Ann: Investor Briefings & Webinar Notice, page-41

It was wonderful to attend my first PAA investor briefing in Sydney today and met some lovely folks from HC. I think there were about 20 attendees and the session was quite open and lively.

Mgmt: MT showed how he has been strategic right from applying for the HEALEY platform, the benefits of it to a small company like us, the global focus it brings etc.,. So needless to say that he is extremely pleased that this has now materialised.

He also explained how they are planning ahead such as the patents situation as mentioned below, funding, onboarding key personnel/ consultants in all capacities.

Patents- method of use for neuro degenerative diseases, not just for ALS. This patent is very valuable given MPL molecule patent licensed it from Elanco.
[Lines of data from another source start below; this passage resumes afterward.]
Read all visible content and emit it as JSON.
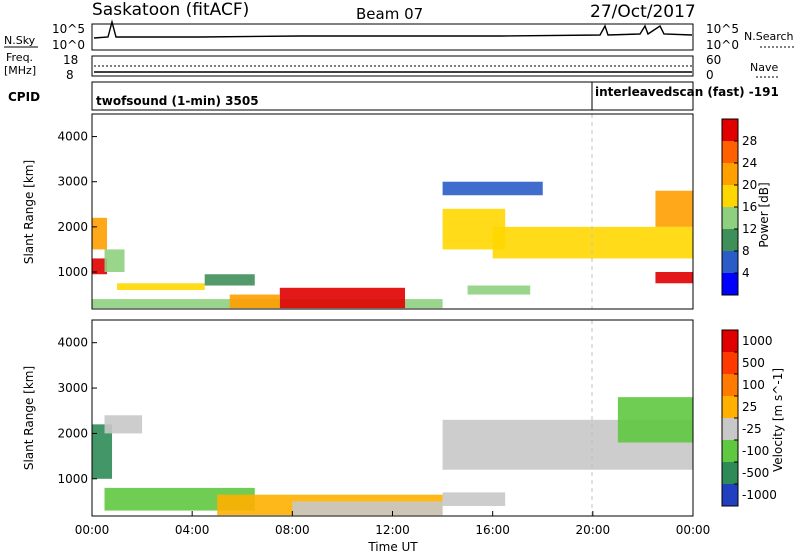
{
  "header": {
    "station": "Saskatoon (fitACF)",
    "beam": "Beam 07",
    "date": "27/Oct/2017"
  },
  "noise_panel": {
    "left_label": "N.Sky",
    "left_ticks": [
      "10^5",
      "10^0"
    ],
    "right_label": "N.Search",
    "right_ticks": [
      "10^5",
      "10^0"
    ]
  },
  "freq_panel": {
    "left_label_1": "Freq.",
    "left_label_2": "[MHz]",
    "left_ticks": [
      "18",
      "8"
    ],
    "right_label": "Nave",
    "right_ticks": [
      "60",
      "0"
    ]
  },
  "cpid_panel": {
    "label": "CPID",
    "mode_1": "twofsound (1-min) 3505",
    "mode_2": "interleavedscan (fast) -191"
  },
  "chart_data": [
    {
      "type": "heatmap",
      "name": "power",
      "ylabel": "Slant Range [km]",
      "ylim": [
        180,
        4500
      ],
      "yticks": [
        "1000",
        "2000",
        "3000",
        "4000"
      ],
      "ytick_values": [
        1000,
        2000,
        3000,
        4000
      ],
      "xlim": [
        0,
        24
      ],
      "colorbar": {
        "label": "Power [dB]",
        "ticks": [
          "4",
          "8",
          "12",
          "16",
          "20",
          "24",
          "28"
        ],
        "colors": [
          "#0000ff",
          "#2a5cc8",
          "#3f8f5a",
          "#8fd080",
          "#ffd700",
          "#ff9f00",
          "#ff6000",
          "#e00000"
        ]
      },
      "regions": [
        {
          "t0": 0.0,
          "t1": 0.6,
          "r0": 950,
          "r1": 1300,
          "level": 7
        },
        {
          "t0": 0.0,
          "t1": 0.6,
          "r0": 1500,
          "r1": 2200,
          "level": 5
        },
        {
          "t0": 0.5,
          "t1": 1.3,
          "r0": 1000,
          "r1": 1500,
          "level": 3
        },
        {
          "t0": 1.0,
          "t1": 4.5,
          "r0": 600,
          "r1": 750,
          "level": 4
        },
        {
          "t0": 0.0,
          "t1": 14.0,
          "r0": 200,
          "r1": 400,
          "level": 3
        },
        {
          "t0": 7.5,
          "t1": 12.5,
          "r0": 200,
          "r1": 650,
          "level": 7
        },
        {
          "t0": 5.5,
          "t1": 7.5,
          "r0": 200,
          "r1": 500,
          "level": 5
        },
        {
          "t0": 4.5,
          "t1": 6.5,
          "r0": 700,
          "r1": 950,
          "level": 2
        },
        {
          "t0": 14.0,
          "t1": 16.5,
          "r0": 1500,
          "r1": 2400,
          "level": 4
        },
        {
          "t0": 16.0,
          "t1": 24.0,
          "r0": 1300,
          "r1": 2000,
          "level": 4
        },
        {
          "t0": 15.0,
          "t1": 17.5,
          "r0": 500,
          "r1": 700,
          "level": 3
        },
        {
          "t0": 22.5,
          "t1": 24.0,
          "r0": 750,
          "r1": 1000,
          "level": 7
        },
        {
          "t0": 14.0,
          "t1": 18.0,
          "r0": 2700,
          "r1": 3000,
          "level": 1
        },
        {
          "t0": 22.5,
          "t1": 24.0,
          "r0": 2000,
          "r1": 2800,
          "level": 5
        }
      ]
    },
    {
      "type": "heatmap",
      "name": "velocity",
      "ylabel": "Slant Range [km]",
      "ylim": [
        180,
        4500
      ],
      "yticks": [
        "1000",
        "2000",
        "3000",
        "4000"
      ],
      "ytick_values": [
        1000,
        2000,
        3000,
        4000
      ],
      "xlim": [
        0,
        24
      ],
      "xticks": [
        "00:00",
        "04:00",
        "08:00",
        "12:00",
        "16:00",
        "20:00",
        "00:00"
      ],
      "xtick_values": [
        0,
        4,
        8,
        12,
        16,
        20,
        24
      ],
      "xlabel": "Time UT",
      "colorbar": {
        "label": "Velocity [m s^-1]",
        "ticks": [
          "1000",
          "500",
          "100",
          "25",
          "-25",
          "-100",
          "-500",
          "-1000"
        ],
        "colors": [
          "#2040c0",
          "#2e8b57",
          "#60c840",
          "#c8c8c8",
          "#ffb000",
          "#ff7a00",
          "#ff3a00",
          "#e00000"
        ]
      },
      "regions": [
        {
          "t0": 0.0,
          "t1": 0.8,
          "r0": 1000,
          "r1": 2200,
          "level": 1
        },
        {
          "t0": 0.5,
          "t1": 6.5,
          "r0": 300,
          "r1": 800,
          "level": 2
        },
        {
          "t0": 5.0,
          "t1": 14.0,
          "r0": 200,
          "r1": 650,
          "level": 4
        },
        {
          "t0": 8.0,
          "t1": 14.0,
          "r0": 200,
          "r1": 500,
          "level": 3
        },
        {
          "t0": 14.0,
          "t1": 24.0,
          "r0": 1200,
          "r1": 2300,
          "level": 3
        },
        {
          "t0": 14.0,
          "t1": 16.5,
          "r0": 400,
          "r1": 700,
          "level": 3
        },
        {
          "t0": 21.0,
          "t1": 24.0,
          "r0": 1800,
          "r1": 2800,
          "level": 2
        },
        {
          "t0": 0.5,
          "t1": 2.0,
          "r0": 2000,
          "r1": 2400,
          "level": 3
        }
      ]
    }
  ]
}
In discussions with Elanco for their MPL patent.

SPP is going well (I am downplaying the comments!)

Katie McFarlane - in-depth connection to US BP. Has done commercial assessment before.

Chronic conditions- 5-10 year treatments, not just one-off; long term revenues at about $100k per annum with about 300k patients worldwide.

Healey platform:

Will know more about HEALEY trial cost in the next few months.

24 week interim analysis in Healey- potential accelerated approval.

5 of the Healey has been completed and reported on. Only 1 (Denali, Sanofi) was successful, only marginally.

All participants on Healey have different MOAs- we do autophagy via mTOR1 pathway. So that is the unique aspect.

UCB got acquired after being on boarded into Healey for $2Bn after than phase 1 (implying that a partnership/ licensing/ M&A could be on the cards anytime).

For FDA accelerated approval we need to have started phase 3 study- that’s why the adaptive part is important (phase 2 for 24 weeks+ same patients likely will continue to phase 3 for 24 weeks). FDA accelerated approval request will be made after meeting phase 2 results if the endpoints and FDA expectations (substantial clinical benefit) are met.

Interim readouts by 2025 end. FDA accelerated approval by mid-2026

I may have missed or misunderstood somethings. I am sure others attending would correct me.